ClickHouse PARTITION BY vs ORDER BY vs PRIMARY KEY

Q: What is the difference between PARTITION BY and ORDER BY in ClickHouse?

PARTITION BY decides how parts are grouped on disk for lifecycle operations — dropping old months, applying TTL, attaching backfills. ORDER BY decides how rows are physically sorted inside each part, which controls the primary index and most query performance. PARTITION BY is for operations; ORDER BY is for reads.

Q: What is the PRIMARY KEY in ClickHouse and how does it differ from a row store?

The ClickHouse PRIMARY KEY is a sparse index — it stores one entry per granule (8,192 rows by default), not one entry per row.
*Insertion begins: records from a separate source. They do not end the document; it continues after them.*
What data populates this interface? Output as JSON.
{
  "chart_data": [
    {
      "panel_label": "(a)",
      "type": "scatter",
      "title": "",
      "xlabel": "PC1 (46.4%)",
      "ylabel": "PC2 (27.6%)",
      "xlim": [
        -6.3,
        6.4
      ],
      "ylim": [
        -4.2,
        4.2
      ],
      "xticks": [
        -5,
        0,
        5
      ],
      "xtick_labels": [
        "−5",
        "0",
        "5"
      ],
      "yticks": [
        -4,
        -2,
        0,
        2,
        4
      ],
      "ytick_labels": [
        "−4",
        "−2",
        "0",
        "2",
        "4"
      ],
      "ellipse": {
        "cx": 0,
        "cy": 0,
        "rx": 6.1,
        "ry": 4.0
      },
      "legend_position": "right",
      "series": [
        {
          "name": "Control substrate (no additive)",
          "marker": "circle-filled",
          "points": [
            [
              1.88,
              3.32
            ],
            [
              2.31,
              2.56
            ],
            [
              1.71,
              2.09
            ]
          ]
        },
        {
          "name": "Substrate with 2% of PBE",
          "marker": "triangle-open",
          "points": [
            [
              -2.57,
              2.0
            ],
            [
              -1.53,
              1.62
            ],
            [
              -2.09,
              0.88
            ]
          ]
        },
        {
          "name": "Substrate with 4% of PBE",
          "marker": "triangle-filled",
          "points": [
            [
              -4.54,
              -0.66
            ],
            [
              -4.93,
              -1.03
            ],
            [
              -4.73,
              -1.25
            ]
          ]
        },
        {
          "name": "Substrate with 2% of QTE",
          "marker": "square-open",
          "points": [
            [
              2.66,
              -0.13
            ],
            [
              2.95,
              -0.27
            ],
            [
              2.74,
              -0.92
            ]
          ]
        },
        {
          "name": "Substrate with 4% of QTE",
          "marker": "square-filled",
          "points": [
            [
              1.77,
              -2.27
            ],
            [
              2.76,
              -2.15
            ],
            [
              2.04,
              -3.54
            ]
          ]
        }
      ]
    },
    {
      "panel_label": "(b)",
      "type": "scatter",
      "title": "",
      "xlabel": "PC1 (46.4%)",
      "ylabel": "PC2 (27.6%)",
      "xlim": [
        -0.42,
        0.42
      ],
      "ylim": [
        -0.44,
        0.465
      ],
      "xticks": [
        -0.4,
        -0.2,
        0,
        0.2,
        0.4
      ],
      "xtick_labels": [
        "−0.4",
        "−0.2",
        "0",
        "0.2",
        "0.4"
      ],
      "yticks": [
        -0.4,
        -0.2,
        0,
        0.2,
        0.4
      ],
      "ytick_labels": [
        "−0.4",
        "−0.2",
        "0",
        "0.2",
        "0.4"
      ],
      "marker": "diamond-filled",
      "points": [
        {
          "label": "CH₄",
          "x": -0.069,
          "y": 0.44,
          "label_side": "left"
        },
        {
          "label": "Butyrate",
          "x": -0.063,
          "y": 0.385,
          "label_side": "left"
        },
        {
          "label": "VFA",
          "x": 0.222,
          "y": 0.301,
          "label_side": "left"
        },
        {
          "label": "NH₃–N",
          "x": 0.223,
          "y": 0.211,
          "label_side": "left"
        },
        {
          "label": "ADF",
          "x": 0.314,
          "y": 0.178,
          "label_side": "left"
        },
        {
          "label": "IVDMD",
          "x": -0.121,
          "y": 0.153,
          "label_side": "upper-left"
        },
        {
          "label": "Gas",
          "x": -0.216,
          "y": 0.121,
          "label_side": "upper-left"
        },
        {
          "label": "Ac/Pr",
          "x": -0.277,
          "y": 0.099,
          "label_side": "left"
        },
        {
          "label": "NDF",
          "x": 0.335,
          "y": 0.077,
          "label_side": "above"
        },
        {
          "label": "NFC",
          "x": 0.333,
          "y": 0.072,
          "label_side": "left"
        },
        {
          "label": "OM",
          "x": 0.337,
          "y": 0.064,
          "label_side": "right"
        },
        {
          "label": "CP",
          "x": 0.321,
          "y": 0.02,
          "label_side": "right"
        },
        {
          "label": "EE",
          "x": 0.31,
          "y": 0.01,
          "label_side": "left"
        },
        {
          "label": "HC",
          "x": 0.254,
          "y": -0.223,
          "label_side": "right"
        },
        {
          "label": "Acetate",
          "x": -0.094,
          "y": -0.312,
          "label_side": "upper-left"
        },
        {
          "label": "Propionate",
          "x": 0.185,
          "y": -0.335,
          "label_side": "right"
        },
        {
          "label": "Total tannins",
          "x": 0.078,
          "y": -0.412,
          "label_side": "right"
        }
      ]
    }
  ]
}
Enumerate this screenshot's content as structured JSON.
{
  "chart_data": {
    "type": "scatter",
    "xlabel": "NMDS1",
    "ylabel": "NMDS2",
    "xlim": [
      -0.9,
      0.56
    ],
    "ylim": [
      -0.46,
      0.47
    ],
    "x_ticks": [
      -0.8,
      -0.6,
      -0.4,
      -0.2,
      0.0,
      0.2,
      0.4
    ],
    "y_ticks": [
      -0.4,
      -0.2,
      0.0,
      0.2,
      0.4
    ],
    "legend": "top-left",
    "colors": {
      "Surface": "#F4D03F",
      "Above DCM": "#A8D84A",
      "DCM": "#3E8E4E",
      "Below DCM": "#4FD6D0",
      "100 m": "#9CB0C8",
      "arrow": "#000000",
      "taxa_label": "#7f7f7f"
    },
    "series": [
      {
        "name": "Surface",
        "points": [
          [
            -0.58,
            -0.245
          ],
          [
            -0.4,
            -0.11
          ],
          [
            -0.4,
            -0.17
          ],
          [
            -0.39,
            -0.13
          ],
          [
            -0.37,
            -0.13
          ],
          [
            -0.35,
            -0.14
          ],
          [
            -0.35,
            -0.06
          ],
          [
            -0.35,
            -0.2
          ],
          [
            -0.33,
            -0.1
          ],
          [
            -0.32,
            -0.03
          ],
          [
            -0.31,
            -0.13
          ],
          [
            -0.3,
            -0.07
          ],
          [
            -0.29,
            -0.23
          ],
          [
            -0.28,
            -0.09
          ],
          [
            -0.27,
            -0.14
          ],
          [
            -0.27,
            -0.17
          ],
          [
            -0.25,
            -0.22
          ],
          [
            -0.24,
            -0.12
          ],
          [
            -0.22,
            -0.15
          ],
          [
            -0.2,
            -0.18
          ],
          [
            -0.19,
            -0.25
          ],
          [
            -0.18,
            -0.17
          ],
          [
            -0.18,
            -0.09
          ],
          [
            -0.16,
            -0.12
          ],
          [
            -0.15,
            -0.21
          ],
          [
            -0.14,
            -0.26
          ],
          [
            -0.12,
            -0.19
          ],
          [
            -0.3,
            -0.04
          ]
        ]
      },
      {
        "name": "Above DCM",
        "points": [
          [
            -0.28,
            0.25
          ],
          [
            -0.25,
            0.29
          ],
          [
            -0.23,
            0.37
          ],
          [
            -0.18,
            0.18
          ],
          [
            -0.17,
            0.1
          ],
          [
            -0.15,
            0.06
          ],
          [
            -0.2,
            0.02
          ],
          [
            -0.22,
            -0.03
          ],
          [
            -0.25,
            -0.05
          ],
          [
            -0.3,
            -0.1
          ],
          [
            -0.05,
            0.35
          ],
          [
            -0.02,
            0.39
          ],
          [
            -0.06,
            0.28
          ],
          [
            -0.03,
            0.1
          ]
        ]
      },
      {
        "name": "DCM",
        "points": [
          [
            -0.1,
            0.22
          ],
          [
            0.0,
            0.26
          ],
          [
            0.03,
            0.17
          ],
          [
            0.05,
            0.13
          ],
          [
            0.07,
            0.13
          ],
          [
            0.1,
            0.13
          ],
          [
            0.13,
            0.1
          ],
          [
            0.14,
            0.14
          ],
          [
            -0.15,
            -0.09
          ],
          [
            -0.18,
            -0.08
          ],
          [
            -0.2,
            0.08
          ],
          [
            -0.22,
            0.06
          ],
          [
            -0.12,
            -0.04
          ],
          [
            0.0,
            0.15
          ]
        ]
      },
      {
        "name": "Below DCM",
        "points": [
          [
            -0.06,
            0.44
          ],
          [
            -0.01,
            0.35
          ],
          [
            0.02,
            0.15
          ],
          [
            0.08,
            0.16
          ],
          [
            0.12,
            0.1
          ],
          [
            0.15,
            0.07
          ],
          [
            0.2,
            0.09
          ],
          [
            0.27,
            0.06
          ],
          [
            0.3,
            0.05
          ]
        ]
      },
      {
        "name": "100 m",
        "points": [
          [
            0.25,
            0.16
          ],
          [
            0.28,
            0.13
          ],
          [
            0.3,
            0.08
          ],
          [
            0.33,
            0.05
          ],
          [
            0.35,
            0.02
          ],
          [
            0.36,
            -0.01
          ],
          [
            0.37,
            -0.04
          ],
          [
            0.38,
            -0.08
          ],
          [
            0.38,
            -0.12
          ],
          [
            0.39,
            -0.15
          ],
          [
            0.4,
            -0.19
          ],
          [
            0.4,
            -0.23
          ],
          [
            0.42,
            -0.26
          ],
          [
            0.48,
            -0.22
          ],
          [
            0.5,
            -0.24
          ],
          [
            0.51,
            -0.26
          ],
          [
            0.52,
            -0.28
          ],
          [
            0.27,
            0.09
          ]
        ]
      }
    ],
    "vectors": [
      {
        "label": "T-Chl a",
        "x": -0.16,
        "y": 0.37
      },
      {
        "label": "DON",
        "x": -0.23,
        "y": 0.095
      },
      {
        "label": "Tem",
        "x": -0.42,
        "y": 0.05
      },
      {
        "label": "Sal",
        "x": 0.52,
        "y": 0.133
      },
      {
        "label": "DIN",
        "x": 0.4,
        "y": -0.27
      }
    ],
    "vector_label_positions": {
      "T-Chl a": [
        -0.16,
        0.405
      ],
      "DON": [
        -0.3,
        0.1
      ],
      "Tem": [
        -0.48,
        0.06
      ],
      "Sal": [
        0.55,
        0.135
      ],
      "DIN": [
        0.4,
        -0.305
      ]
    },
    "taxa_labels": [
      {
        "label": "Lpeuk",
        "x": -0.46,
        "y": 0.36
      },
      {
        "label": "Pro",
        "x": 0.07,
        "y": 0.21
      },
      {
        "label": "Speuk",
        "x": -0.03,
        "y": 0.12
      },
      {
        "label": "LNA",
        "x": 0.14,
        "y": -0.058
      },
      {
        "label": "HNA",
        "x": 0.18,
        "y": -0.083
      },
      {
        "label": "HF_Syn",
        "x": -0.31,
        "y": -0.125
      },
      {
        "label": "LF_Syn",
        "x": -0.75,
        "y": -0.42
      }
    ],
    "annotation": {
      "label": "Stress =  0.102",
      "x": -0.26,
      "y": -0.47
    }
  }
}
It does not enforce uniqueness, and it has nothing to do with foreign keys. Its only job is to help the engine skip granules at read time. Treating it like a uniqueness constraint is the most common ClickHouse design mistake.

Q: Can ORDER BY and PRIMARY KEY be different in ClickHouse?

Yes, but the PRIMARY KEY must be a prefix of ORDER BY. The pattern is useful when you want a longer sort key for query layout but a shorter index key to keep the index small. If you do not specify PRIMARY KEY explicitly, ClickHouse uses the full ORDER BY as the primary key.

Q: How do I choose the right ORDER BY in ClickHouse?

Start with the columns most frequently used in WHERE predicates, ordered from low cardinality to high cardinality (e.g., (tenant_id, event_date, user_id)). The leading column should be the one you filter on most often. Avoid ordering by a high-cardinality column first — the index pays for itself when the leading column has lots of repeated values that prune well.

Q: Does PRIMARY KEY create a unique index in ClickHouse?

No. There is no enforced uniqueness in MergeTree. If you need deduplication, use ReplacingMergeTree with a version column or run an explicit dedup step before insert. Application-side uniqueness is the standard pattern.

Learn what PARTITION BY, ORDER BY, and PRIMARY KEY mean in ClickHouse, how they differ, and how to choose them for analytical workloads.

This post was written by an engineer at QueryPlane. QueryPlane is an app builder for your database: bring your own postgres db and you can create interactive applications to share with other developers, coworkers or even your customers. If you’re interested in trying it out, get started here.

If you come to ClickHouse from PostgreSQL, MySQL, or Snowflake, one of the first confusing things you run into is table design syntax. PARTITION BY, ORDER BY, and PRIMARY KEY all affect how data is laid out and queried, but not in the same way they do in row-store databases.

This is also one of the highest-leverage design decisions in ClickHouse. ClickHouse’s own optimization guidance says sort key design can improve performance by 100x or more.

This guide explains the practical difference between these clauses and how to choose them.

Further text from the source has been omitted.